By paying homage to classic designs at affordable price tags, Vintage has earned a decent reputation.
The company's new 80s-vibed V6M24 continues the theme, with a svelte body that appears to be a doff of the cap to the hot-rodded 80s double-cuts of brands such as Charvel and Suhr.
You can't shake the feeling this Daytona Yellow model should ship with sunglasses in the case. It's garishly flamboyant, no doubt, but if it seems a bit much you may be relieved to learn that this isn't there are two subtler, albeit only slightly, colours in this range - Laguna Blue and Ventura Green.
The V6M24 isn't particularly lightweight, but it's in no way an anchor, and we're surprised that it immediately feels well set up enough to plug-in-and-play, with only personal tweaks such as action height required.
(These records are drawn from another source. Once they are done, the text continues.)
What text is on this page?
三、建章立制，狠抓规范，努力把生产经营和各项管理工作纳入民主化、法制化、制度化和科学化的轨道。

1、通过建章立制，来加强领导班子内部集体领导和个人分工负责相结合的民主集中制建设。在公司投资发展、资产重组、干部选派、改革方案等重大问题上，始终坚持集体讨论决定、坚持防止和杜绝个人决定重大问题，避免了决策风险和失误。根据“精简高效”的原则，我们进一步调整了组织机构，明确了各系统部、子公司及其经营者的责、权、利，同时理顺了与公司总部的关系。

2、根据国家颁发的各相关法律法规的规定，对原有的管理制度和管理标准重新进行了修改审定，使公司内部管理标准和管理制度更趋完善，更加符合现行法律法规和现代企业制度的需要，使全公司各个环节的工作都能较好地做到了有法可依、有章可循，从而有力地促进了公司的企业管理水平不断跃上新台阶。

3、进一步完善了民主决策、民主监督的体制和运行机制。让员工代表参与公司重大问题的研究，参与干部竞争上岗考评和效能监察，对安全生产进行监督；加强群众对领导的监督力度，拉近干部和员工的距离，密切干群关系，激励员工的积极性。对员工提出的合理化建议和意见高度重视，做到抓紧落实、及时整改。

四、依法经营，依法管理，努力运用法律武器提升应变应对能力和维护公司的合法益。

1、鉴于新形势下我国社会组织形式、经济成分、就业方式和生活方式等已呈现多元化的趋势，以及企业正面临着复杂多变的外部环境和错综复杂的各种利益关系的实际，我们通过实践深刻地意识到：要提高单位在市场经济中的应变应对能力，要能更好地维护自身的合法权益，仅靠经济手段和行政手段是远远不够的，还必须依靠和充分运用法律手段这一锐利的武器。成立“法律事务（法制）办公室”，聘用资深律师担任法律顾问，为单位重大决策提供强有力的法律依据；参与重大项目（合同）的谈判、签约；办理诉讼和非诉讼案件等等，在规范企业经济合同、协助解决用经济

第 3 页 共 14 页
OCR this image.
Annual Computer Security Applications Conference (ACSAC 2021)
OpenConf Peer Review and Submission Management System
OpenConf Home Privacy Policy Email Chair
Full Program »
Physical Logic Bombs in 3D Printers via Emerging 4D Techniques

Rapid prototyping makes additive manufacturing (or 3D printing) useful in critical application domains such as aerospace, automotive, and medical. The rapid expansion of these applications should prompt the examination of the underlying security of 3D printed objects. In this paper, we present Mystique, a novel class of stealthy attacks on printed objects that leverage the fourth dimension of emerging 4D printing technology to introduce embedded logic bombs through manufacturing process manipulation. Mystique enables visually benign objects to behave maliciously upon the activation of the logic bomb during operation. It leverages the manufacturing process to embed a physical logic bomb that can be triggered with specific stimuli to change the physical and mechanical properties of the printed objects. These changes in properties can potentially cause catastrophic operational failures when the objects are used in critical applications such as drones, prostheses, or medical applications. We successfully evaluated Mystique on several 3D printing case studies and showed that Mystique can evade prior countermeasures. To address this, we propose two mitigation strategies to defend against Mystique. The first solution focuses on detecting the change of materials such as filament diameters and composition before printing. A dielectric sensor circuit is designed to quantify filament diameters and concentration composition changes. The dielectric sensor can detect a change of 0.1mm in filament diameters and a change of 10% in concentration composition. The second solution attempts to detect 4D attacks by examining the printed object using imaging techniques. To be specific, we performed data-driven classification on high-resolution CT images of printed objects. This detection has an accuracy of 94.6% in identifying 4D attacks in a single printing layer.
For such a low-priced guitar, we're braced for some corner-cutting which, at this price point, would be forgivable. But no: the fretwork, neck join and practically all facets of build here are top-notch and comparable to guitars four or five times the price.
The neck is a slim, elliptical- shaped carve with enough girth to permit comfortable thumb-over- the-top chordal work, but skinny enough for the shredding your audience will no doubt be expecting.
The frets have a medium-jumbo profile, so you can feel the unfinished smooth maple underneath your fingers, which should appeal to rock players who dislike sticky lacquered maple fretboards.
A rock-friendly 355mm (14-inch) radius means that even the wildest of bends can be executed without choking, and you can nail a low action without any buzzing on lower frets. Even before plugging in, the V6M24 is an absolute breeze to play, and it begs the question: how on earth can a guitar that plays this well be so darn cheap?
Through a dirty amp, the medium-high output Wilkinson pickups deliver a very balanced rock sound, taming the harsh high frequencies sometimes generated by high-output pickups on an alder/maple guitars.
The output probably isn't hot enough for the shred-inclined player but certainly not too far off - the bridge pickup seems have been voiced for high-octane rock rather than all out metal, whereas the neck pickup produces warm classic rock tones with just a tiny bit of 'twang'.
On a clean setting, we struggle to get any spanky funk tones; instead, there's a very full-bodied and rich tone that would work well for chorused clean passages. A coil-split would broaden the guitar's sonic appeal, but for this price, that really is nit-picking.
The V6M24 isn't a genre- spanning guitar, but then, does it look like one? A certain amount of authority is required to stand up in front of crowd with a bright yellow axe, but if you possess such confidence, then rest assured, this guitar won't let you down on rock of any kind.